The naive approach is to keep the raw text and tokenize it on the fly, but that could slow training down if the CPU can’t keep up with how fast the GPU demands data. The second approach is to tokenize everything and hold the resulting integers in RAM. For a small dataset, that’s fine. For millions of Wikipedia articles, that’s a quick recipe for an out-of-memory crash.
To solve this, I took a page out of Andrej Karpathy’s playbook from his incredible nanoGPT repository. Instead of fighting with RAM, I pre-tokenized the entire dataset once and saved it to disk as a massive, flat .bin file.
To read this file during training, I used numpy.memmap.
Memory mapping is a fantastic technique. It allows you to read and write to large files on disk as if they were arrays in memory, without actually loading the whole file into your RAM. The operating system handles caching the chunks you access under the hood. It’s the perfect balance of retrieval speed and memory efficiency.
3. Creating the PyTorch Dataset and LightningDataModule
With the data tokenized and safely resting on disk, the final step was bridging it to PyTorch.
During training, a Transformer needs sequences of a specific length (the context window, or block_size). To generate training samples from my massive 1D array of tokens, I needed to slice out chunks. I did this using two variables:
block_size: The length of the token sequence the model will look at.stride: How many tokens we shift forward to start the next sequence.
I created a custom PyTorch Dataset.

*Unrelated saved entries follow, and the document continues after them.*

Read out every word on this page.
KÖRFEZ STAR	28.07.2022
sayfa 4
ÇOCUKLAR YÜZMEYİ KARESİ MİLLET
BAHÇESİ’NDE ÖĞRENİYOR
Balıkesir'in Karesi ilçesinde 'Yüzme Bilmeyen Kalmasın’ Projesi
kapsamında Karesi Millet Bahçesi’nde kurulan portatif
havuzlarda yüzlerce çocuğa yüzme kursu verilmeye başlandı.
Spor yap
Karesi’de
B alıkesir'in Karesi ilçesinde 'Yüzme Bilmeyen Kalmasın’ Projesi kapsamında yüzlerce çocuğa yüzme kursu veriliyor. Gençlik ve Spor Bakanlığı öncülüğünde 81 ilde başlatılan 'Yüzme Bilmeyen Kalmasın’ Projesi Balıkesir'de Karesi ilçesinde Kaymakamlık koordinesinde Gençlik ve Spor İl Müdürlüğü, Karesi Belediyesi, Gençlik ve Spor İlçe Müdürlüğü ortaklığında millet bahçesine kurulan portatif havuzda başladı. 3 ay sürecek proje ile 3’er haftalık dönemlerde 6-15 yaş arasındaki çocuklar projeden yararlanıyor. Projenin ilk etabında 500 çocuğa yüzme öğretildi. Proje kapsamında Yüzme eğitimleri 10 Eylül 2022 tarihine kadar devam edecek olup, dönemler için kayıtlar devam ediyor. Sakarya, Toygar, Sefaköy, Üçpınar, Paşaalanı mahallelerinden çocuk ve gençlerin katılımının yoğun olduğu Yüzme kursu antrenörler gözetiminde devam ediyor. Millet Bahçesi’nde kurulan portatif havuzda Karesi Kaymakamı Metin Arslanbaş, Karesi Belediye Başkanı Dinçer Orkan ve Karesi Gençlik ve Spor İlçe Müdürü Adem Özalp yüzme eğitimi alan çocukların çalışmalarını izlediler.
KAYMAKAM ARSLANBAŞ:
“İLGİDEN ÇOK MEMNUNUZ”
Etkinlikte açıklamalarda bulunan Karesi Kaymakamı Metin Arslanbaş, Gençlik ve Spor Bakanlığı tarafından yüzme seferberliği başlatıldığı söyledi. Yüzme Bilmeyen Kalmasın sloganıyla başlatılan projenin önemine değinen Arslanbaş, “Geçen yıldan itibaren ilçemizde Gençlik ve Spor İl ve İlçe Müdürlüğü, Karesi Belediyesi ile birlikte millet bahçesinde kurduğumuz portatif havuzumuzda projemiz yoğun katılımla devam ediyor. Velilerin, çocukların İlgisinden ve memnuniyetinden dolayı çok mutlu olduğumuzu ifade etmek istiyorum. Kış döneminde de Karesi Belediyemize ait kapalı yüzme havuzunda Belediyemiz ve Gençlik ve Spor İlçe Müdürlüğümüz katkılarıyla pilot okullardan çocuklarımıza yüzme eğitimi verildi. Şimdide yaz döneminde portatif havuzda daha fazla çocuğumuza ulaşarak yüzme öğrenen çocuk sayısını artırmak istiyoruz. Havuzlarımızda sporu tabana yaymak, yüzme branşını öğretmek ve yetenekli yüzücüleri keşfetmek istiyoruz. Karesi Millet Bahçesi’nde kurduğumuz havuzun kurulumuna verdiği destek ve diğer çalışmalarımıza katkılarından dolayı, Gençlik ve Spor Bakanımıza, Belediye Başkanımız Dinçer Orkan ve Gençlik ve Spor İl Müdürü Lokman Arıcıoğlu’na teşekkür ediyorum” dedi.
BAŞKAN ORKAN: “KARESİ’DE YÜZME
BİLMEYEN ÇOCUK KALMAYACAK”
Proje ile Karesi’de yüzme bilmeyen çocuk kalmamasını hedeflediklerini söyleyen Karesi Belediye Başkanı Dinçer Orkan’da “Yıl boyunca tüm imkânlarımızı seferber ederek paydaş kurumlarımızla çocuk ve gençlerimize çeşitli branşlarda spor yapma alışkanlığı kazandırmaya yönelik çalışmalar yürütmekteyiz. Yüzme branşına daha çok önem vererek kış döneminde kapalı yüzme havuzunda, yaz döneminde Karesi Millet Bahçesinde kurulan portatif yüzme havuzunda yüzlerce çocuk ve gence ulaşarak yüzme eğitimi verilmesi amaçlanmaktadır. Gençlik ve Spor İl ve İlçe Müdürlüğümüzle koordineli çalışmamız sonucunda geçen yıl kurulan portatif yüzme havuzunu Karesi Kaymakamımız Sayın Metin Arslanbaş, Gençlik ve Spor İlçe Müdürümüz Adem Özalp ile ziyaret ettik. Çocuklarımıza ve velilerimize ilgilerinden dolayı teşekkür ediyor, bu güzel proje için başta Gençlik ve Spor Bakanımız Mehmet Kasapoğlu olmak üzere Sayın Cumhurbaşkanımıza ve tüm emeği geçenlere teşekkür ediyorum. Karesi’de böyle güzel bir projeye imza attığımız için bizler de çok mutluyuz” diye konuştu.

Inside it, I mapped the .bin file and used some simple math to grab the right chunk based on the dataset index:
import torch
import numpy as np
from torch.utils.data import Dataset
class MemmapDataset(Dataset):
def __init__(self, file_path, block_size, stride):
self.file_path = file_path
self.block_size = block_size
self.stride = stride
# Memory-map the flat binary file
# uint16 is perfect since our vocab size is 30,000 (max 65,535)
self.m = np.memmap(self.file_path, dtype=np.uint16, mode="r")
# Calculate how many sequences we can extract
self.num_samples = (len(self.m) - self.block_size) // self.stride
def __len__(self):
return self.num_samples
def __getitem__(self, idx):
# Calculate where this specific chunk starts
offset = idx * self.stride
# Slice the memmap array and convert directly to a PyTorch tensor
chunk = self.m[offset : offset + self.block_size]
return torch.tensor(chunk, dtype=torch.long)
Finally, to keep my project clean and scalable, I wrapped this Dataset (and its corresponding PyTorch DataLoader) inside a PyTorch LightningDataModule. PyTorch Lightning is great because it cleanly separates the data logic from the training loop, meaning when I eventually feed this data to the model, my data pipeline won’t need to be rewritten and Lighning will handle the boilerplate training code.
What’s next
Setting up the data pipeline wasn’t the flashiest part of this project, but getting it right feels incredibly rewarding. Going from raw text to a trained custom tokenizer, saving the outputs efficiently to a binary file, and streaming them seamlessly into PyTorch via memmap has given me a much deeper appreciation for the engineering behind LLMs.